Realizzazione dell’impianto multitrofico integrato Mollusc
Frequenza
Le attività saranno sviluppate per una intera campagna produttiva. I monitoraggi avranno cadenza mensile.
Contenuti
Sperimentazione su scala pilota di acquacoltura multitrofica integrata (IMTA) su due livelli in cui sarà combinata la produzione di mitili e ostriche con la produzione di macroalghe autoctone di valore commerciale appartenenti ai generi Gracilaria /Gracilariopsis.
Modalità
In una parcella di un impianto selezionato, costituita da almeno sei/nove filari della lunghezza di 50m, sarà ridotta la densità delle reste per metro del 10, 20 e 30%. In sostituzione, saranno inserite delle longlines veritcali della lunghezza variabile da 1 a 3 m. Sarà monitorato mensilmente il rapporto di crescita specifico della biomassa, la composizione chimica in termini di proximate analysis, CHNSO, macro e micro elementi, contenuto di classi di composti di valore commerciale quali: ficobiliproteine, polisaccaridi gelificanti, proteine e lipidi.
Con la stessa cadenza (mensile) sarà valutata la disponibilità di nutrienti nella colonna, pH, temperature, salinità, ossigeno disciolto, clorofilla-a e la composizione nutrizionale della parte edibile dei molluschi, nonché il confronto in termini di accrescimento ponderale con i molluschi allevati su una o più reste di controllo.
Inoltre, sarà valutata la quantità di cataboliti (principalmente N-ammonico e fosfati) rilasciati durante le fasi di lavorazione a mare delle reste di mitili.
Deliverables
I dati raccolti dalla sperimentazione permetteranno di stimare su scala pilota:
- La produttività di biomassa e di classi di composti commerciali ed il loro eventuale ritorno economico;
- La quantità di C, N e P organicati;
- Gli effetti sinergici sulla produttività dei mitili, in termini di accrescimento e di qualità della parte edibile.
- Costi/benefici dell’IMTA considerando anche gli aspetti soci-ambientali.
WP 5 Prodotti nuovi
Attività
Task 5.1
- A. Caratterizzazione marine litter
- B. Stratificazione sedimenti sui fondali
Frequenza
Una sola campagna di mappatura su una superficie di 900 ettari di fondali sui quali insistono gli impianti.
Per B: un campionamento (Aprile) in due siti selezionati.
Contenuti
Lo scopo del lavoro è realizzare carte tematiche ambientali di dettaglio e report dei target antropici riscontrati (ubicazione, tipologia, dimensione dei rifiuti), da impiegare come supporto decisionale per la pianificazione di una eventuale rimozione degli stessi.

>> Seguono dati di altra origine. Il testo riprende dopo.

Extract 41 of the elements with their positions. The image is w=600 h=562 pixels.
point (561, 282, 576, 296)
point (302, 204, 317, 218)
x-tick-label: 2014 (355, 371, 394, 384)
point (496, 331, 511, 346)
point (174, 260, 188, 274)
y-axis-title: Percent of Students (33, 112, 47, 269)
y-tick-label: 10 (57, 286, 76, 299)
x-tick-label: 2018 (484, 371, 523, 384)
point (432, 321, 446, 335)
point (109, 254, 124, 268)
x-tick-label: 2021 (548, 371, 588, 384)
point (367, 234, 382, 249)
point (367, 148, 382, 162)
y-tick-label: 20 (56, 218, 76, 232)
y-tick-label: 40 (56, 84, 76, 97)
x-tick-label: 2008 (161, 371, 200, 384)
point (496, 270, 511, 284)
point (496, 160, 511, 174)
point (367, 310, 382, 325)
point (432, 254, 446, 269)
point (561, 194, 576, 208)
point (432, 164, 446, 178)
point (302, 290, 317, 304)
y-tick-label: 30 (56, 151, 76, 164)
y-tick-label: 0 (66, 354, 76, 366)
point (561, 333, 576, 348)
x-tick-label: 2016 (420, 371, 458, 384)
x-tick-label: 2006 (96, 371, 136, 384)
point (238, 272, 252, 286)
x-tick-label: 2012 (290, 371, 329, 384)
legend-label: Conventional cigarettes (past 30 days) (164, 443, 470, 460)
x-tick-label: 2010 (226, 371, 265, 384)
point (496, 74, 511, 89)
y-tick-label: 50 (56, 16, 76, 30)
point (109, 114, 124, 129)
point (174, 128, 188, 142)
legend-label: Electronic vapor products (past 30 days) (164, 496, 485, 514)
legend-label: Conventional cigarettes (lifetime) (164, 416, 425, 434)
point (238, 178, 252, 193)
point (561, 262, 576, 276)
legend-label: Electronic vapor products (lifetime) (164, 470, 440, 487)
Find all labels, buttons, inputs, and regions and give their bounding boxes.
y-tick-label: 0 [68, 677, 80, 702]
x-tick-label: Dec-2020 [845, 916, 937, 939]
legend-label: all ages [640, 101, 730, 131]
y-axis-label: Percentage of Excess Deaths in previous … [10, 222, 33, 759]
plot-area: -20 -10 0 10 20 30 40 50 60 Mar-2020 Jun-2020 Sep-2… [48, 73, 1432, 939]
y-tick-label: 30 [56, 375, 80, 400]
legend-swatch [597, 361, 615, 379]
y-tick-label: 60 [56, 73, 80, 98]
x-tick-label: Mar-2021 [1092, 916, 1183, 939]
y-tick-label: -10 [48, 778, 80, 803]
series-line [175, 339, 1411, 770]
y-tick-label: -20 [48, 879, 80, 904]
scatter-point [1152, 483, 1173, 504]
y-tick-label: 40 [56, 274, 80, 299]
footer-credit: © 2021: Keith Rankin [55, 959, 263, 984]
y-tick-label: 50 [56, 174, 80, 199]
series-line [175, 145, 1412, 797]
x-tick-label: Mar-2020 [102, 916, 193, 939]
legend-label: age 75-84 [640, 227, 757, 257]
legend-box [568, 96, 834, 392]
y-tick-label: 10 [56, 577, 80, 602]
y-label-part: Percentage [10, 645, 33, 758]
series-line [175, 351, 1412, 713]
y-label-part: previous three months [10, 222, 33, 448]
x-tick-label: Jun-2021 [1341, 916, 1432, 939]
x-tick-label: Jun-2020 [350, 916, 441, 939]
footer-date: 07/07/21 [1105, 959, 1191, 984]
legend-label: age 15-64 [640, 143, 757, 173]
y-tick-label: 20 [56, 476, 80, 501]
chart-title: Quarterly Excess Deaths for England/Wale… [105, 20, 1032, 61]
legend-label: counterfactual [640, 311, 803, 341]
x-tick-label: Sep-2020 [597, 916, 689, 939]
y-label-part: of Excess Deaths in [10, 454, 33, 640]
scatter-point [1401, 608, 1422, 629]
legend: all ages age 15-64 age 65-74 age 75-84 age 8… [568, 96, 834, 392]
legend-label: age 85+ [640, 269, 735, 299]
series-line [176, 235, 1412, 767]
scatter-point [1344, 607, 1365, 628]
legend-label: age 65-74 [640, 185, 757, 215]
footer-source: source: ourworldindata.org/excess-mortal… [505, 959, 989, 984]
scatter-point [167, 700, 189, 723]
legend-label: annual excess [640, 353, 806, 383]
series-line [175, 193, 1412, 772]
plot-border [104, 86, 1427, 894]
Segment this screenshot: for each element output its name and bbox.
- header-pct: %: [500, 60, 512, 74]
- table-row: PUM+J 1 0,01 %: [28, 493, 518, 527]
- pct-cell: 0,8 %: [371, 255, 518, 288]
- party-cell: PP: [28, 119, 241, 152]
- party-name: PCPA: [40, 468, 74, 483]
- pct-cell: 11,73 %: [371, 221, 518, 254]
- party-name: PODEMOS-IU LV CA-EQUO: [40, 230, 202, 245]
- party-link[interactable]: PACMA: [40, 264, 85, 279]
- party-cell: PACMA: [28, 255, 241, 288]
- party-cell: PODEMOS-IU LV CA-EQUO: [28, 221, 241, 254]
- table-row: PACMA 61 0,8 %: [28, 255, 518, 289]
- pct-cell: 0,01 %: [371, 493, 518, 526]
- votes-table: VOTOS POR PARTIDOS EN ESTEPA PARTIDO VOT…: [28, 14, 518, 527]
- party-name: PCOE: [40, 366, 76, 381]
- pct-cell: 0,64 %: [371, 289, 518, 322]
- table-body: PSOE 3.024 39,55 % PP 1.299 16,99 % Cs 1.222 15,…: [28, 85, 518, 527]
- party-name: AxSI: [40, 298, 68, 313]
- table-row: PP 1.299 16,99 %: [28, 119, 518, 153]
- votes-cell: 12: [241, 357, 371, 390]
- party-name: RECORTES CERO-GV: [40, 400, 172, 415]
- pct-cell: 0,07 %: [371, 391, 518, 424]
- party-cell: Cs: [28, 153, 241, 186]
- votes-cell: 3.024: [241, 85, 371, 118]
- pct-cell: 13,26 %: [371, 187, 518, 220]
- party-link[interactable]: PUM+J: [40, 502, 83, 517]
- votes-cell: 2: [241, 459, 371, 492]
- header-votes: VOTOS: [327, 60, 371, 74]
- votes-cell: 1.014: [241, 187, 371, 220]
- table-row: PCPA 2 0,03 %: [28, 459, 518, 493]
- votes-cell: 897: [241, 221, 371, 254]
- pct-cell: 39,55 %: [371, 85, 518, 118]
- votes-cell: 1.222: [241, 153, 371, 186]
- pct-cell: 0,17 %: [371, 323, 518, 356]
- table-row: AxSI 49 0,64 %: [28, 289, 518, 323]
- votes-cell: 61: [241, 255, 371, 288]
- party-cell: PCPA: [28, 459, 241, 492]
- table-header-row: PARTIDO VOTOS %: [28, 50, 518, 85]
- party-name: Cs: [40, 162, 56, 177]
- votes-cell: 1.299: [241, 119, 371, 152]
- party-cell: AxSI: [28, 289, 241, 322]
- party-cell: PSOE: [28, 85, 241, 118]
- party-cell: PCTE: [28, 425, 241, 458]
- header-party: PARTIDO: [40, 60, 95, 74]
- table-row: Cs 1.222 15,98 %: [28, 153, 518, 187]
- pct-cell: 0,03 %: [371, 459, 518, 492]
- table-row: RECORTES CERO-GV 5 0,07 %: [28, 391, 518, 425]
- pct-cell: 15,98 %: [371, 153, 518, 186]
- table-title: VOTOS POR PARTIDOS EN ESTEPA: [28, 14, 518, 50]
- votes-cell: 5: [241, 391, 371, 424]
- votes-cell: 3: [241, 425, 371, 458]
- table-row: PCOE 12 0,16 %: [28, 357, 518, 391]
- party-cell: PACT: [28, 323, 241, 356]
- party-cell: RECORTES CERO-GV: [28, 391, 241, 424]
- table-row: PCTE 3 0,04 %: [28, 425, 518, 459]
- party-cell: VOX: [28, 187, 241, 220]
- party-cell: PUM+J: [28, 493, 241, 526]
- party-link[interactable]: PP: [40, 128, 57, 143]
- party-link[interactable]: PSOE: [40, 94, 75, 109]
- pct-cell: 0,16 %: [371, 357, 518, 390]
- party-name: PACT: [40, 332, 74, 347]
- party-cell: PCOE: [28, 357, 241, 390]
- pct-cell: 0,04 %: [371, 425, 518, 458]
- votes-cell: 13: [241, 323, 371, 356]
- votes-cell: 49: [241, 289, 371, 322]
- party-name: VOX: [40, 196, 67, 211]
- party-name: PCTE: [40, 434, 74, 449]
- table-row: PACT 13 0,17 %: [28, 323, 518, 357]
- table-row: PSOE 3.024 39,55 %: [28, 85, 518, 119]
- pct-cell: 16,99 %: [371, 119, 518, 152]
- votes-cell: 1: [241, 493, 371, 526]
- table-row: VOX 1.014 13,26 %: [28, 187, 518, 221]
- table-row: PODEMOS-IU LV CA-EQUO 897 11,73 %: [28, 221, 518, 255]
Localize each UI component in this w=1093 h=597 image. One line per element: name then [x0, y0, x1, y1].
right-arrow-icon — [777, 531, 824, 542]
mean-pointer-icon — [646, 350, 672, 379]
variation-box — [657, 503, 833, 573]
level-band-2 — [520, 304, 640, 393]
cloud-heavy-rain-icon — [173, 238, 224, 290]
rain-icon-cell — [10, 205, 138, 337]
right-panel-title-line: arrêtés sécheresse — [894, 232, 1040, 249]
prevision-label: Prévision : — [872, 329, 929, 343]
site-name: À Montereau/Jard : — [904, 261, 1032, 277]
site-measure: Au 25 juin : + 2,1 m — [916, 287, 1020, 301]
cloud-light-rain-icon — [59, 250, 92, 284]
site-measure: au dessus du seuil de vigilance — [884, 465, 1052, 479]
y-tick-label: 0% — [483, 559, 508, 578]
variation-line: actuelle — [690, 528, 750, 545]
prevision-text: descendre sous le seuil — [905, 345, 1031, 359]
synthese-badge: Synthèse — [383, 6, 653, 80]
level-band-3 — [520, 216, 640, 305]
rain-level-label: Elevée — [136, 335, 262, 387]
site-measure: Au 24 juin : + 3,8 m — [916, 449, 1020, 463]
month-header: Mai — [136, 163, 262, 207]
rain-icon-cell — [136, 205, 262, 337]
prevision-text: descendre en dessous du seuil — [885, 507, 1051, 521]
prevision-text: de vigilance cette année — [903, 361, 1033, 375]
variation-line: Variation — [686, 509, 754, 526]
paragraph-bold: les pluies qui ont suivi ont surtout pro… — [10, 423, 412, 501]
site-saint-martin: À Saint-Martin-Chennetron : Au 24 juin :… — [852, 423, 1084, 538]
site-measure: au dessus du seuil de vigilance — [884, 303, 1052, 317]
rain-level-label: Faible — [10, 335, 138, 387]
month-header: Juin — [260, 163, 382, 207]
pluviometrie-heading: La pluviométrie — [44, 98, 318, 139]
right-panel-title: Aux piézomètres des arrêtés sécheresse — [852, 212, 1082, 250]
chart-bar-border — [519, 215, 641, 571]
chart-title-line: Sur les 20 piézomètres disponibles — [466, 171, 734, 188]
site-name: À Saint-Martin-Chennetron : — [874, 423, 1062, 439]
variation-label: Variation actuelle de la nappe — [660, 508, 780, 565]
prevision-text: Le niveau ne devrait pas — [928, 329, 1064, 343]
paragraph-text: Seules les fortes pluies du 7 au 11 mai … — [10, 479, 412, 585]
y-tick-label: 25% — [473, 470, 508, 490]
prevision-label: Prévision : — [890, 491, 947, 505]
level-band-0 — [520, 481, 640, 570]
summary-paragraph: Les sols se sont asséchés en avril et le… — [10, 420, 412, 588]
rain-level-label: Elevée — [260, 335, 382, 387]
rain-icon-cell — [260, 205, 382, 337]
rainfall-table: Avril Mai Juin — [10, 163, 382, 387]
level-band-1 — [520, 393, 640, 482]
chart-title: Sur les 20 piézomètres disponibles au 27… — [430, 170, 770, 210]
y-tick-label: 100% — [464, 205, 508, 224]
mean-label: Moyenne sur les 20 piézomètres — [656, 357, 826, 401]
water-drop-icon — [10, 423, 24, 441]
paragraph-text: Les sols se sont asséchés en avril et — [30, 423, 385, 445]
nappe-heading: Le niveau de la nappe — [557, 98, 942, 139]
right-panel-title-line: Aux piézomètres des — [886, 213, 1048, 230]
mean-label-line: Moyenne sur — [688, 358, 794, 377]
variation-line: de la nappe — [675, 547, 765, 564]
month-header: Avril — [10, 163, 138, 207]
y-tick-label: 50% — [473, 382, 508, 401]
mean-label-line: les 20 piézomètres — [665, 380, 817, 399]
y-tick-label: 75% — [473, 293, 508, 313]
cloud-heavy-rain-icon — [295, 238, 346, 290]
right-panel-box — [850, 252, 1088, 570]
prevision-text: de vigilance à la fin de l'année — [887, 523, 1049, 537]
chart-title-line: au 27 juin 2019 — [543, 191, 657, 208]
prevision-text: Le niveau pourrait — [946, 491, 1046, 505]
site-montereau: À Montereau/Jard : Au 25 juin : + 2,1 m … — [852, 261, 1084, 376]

Nell’area di studio sarà eseguito una prospezione acustica mediante Side Scan Sonar. In particolare, ogni area, sarà suddivisa in rotte di navigazione parallele tra di loro. La progettazione delle rotte di campionamento sarà effettuata in ambiente GIS; la distanza delle rotte banchine sarà determinata in modo da garantire una copertura totale del fascio Side sul fondale indagato.
Modalità
- A1. Pianificazione del rilievo in ambiente GIS;
- A2. Attività di acquisizione dati in mare;
- A3. Attività di elaborazione e processing dei dati acquisiti;
- A4. Attività di interpretazione dati;
- A5 Verità a mare: validazione mediante visual census in immersione subacquea;
- A6. Prelievo campioni di sedimento per analisi chimico-fisiche.
Deliverables
- Restituzione cartografica delle indagini eseguite con relativi shape file;
- Racconto video/foto della verità a mare;
- Ad integrazione dell’indagine Side Scan Sonar, eseguiti dati analisi dei sedimenti.
- Seminario di presentazione dei risultati.